Ultimately, consciousness happens when an organism is "interested" in its environment.  This "interest" is based on an organism’s neediness (desire, libido).  We open ourselves to qualities in that we have evolved and learned to find certain qualities relevant (meaningful) to us as organisms which must constantly adapt in order to continue in existence.

It is these various things - the physical embodiment, the temporal coherence, the sedimentation of my life’s experiences, the coloring of mood and emotion - that constitute what James called the “me.”  And it is “me” that comes before the perspectival “I.”

Perspectives

A conscious entity can only be conscious of some small portion of total reality.  It is limited by its position in space, by the variety of its sense organs, by the sensitivity of those organs, by its access to its own processes, and more besides. In other words, each person has his or her own perspective on and understanding of the world. 

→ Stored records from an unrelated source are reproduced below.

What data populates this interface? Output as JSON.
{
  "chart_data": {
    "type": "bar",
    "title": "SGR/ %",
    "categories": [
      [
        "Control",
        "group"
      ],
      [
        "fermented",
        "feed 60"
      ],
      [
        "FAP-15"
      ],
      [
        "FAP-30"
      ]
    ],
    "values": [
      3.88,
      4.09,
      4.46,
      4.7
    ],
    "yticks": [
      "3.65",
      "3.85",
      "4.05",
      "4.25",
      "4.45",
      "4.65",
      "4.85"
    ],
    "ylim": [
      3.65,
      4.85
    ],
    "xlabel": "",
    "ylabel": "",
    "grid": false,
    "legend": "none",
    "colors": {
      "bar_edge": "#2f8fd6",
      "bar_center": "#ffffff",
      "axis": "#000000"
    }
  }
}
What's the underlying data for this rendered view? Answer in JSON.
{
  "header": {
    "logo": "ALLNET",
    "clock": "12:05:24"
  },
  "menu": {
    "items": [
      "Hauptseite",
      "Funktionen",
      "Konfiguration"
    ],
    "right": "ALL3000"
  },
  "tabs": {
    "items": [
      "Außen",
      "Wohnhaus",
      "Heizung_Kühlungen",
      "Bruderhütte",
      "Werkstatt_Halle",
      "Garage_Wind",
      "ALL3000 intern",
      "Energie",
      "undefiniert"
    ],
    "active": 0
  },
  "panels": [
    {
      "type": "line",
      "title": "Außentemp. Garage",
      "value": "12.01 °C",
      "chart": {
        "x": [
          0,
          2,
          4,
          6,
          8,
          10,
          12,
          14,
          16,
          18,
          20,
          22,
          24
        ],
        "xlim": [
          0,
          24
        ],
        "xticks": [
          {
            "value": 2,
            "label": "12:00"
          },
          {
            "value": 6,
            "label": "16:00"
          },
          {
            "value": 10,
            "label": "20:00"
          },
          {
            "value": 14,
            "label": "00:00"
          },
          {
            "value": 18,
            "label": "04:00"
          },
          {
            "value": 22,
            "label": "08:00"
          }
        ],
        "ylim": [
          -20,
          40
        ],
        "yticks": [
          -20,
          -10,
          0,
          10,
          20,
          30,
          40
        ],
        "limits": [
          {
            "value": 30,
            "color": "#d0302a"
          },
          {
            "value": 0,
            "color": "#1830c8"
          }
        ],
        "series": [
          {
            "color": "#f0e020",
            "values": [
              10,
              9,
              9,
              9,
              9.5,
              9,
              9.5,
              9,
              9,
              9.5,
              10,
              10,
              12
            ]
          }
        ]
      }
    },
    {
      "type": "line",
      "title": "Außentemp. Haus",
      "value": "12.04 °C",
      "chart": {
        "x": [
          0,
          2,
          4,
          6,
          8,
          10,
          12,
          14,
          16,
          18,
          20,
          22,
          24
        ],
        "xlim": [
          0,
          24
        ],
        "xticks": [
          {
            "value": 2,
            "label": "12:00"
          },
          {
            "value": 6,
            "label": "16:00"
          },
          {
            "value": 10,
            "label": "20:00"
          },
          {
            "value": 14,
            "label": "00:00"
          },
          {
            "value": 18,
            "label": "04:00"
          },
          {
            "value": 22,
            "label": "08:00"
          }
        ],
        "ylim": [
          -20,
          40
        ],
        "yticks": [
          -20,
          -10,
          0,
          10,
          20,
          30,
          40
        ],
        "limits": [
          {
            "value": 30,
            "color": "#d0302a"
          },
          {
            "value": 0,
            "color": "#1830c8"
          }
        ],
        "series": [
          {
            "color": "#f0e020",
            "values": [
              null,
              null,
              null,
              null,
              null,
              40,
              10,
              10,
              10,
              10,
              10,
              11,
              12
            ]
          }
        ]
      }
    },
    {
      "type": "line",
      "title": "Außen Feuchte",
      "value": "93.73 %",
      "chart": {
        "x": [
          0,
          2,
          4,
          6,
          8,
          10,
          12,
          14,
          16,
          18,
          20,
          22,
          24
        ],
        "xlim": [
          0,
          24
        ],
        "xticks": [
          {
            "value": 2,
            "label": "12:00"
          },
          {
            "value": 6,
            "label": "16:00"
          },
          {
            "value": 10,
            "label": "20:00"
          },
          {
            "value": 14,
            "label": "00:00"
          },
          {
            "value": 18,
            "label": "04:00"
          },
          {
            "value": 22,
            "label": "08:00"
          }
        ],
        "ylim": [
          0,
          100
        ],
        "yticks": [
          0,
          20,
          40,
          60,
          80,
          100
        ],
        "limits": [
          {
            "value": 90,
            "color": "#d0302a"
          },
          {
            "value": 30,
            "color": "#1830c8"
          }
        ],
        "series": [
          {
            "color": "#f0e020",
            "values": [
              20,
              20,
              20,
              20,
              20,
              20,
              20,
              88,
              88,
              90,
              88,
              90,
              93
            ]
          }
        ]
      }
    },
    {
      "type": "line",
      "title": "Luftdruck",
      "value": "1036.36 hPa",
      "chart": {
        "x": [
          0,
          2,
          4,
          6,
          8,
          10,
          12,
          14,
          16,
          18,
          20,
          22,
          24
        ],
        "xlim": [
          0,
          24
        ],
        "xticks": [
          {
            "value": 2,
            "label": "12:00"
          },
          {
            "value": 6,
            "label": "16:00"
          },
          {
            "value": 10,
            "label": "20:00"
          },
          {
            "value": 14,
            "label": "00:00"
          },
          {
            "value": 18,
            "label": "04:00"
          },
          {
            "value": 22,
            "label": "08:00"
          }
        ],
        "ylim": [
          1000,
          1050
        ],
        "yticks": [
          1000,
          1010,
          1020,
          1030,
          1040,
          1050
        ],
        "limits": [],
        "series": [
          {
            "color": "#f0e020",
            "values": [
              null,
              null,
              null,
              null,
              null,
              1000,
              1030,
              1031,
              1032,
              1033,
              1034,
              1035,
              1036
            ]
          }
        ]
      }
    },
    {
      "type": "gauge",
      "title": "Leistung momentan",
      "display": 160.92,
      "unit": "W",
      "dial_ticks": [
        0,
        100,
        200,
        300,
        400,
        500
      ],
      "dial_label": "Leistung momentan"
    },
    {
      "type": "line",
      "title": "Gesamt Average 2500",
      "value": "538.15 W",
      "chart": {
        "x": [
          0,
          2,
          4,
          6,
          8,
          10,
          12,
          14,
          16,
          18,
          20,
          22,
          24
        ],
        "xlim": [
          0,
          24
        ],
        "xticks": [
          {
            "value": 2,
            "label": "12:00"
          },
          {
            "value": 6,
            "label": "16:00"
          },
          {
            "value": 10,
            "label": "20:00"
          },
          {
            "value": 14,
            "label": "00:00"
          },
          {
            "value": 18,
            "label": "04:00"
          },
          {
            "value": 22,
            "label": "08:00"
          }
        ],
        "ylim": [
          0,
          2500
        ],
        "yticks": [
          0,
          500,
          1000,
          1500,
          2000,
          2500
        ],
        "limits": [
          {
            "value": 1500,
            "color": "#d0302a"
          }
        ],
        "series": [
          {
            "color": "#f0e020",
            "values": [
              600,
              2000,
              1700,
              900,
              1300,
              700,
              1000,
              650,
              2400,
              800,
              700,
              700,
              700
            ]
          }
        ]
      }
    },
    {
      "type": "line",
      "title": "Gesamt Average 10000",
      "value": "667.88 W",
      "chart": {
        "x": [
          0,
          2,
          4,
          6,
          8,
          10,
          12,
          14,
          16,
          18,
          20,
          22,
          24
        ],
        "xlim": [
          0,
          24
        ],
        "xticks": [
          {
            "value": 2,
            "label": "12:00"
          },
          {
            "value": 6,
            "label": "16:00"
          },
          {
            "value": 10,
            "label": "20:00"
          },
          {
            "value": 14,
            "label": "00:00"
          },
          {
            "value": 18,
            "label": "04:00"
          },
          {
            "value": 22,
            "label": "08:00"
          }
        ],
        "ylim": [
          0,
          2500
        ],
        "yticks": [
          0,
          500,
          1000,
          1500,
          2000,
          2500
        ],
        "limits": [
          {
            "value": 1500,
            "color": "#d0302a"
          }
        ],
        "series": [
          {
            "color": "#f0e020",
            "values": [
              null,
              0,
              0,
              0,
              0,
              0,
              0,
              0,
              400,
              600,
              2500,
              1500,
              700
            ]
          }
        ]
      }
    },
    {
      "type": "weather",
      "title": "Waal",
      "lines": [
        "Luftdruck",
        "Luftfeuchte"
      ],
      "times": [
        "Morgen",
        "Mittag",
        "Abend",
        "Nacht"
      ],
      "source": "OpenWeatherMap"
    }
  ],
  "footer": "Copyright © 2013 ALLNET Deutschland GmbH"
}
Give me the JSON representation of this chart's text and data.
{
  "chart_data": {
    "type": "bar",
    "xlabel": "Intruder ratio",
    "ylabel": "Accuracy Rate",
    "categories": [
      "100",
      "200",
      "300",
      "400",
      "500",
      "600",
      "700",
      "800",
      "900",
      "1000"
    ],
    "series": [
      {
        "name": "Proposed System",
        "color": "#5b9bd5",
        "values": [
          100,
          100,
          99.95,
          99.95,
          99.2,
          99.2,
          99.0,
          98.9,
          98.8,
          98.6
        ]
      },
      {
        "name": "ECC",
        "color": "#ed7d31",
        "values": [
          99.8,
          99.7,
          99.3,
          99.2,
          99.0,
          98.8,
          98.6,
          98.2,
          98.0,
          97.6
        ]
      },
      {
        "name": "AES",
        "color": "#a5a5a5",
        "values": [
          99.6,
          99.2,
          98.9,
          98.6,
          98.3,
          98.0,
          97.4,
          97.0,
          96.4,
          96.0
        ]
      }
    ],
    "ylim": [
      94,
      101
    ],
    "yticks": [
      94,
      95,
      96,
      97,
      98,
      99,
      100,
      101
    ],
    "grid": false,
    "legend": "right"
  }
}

One consequence of perspectivity is that the contrast between objectivity and subjectivity is no longer terribly meaningful:  All you can ever have is a perspective, and although some perspectives are no doubt better than others, none qualifies as the ultimate perspective.

If you want to understand the entirety of reality, you will need to add all possible perspectives together.  This is, of course, impossible, so we can only do our best to comprehend the infinite.  And in order to move towards comprehension, we must have a great respect for the variety of perspectives we come across, because each can and will contribute to our understanding of the whole.

The differentiations that are meaningful for you may not be meaningful for me.  Yet they both refer to the same reality.  We are therefore ultimately capable of understanding each other.